Whatever you don’t pray about in your life you leave up to chance. And that’s not good enough when it comes to your marriage.

The problem with chance in marriage is chances are there will be difficult times. Chances are there will be disagreements. Chances are there will be misunderstandings and hurts. Chances are there will be selfishness and hardness of heart. That’s because we are, after all, human. But if we leave the outcome of these things up to chance, we’ll wind up in trouble down the line.

Stormie maintains that all of these things can be turned around through prayer.

If busyness, workaholism, unforgiveness, strife, childrearing, careers, separate interests, boredom, miscommunication has crept between you and your wife, God can work through your prayers to bring down the wall that separates you, and mold you together in unity. Praying for your wife will not only soften her heart, it will soften yours as well.

Doesn’t that give you hope? Misery or divorce doesn’t have to be the only two options. No matter what’s happened in your marriage, God can bring healing. You have Him on your side. Remember men, He has given us power and authority. We need to use them well—to the benefit of our wives and to His glory.

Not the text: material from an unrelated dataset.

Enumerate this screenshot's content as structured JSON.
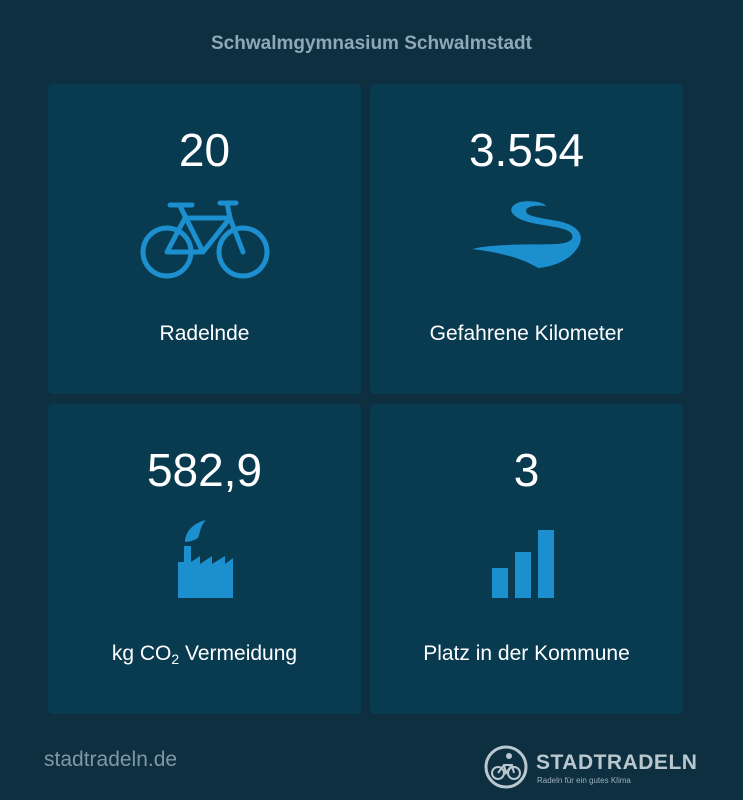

If you’re serious about wanting to be the husband God intends (and your wife wants) for you to be, The Power Of A Praying Husband could be of great help to you. I’ll close my thoughts this week with these parting thoughts from Stormie Omartian:

Whenever a wife hears her husband is praying for her, it makes her feel loved and protected. It makes her feel important. If you want to see God soften your wife’s heart, or make things right between you, or enrich your life together, or cause your marriage to run more smoothly, then pray for her. If you want your wife to throw herself at your feet, ask her, “how can I be praying for you today?” Of course, if you tell her you’re praying for her and you don’t actually do it, I wouldn’t go out in any lightening storms if I were you.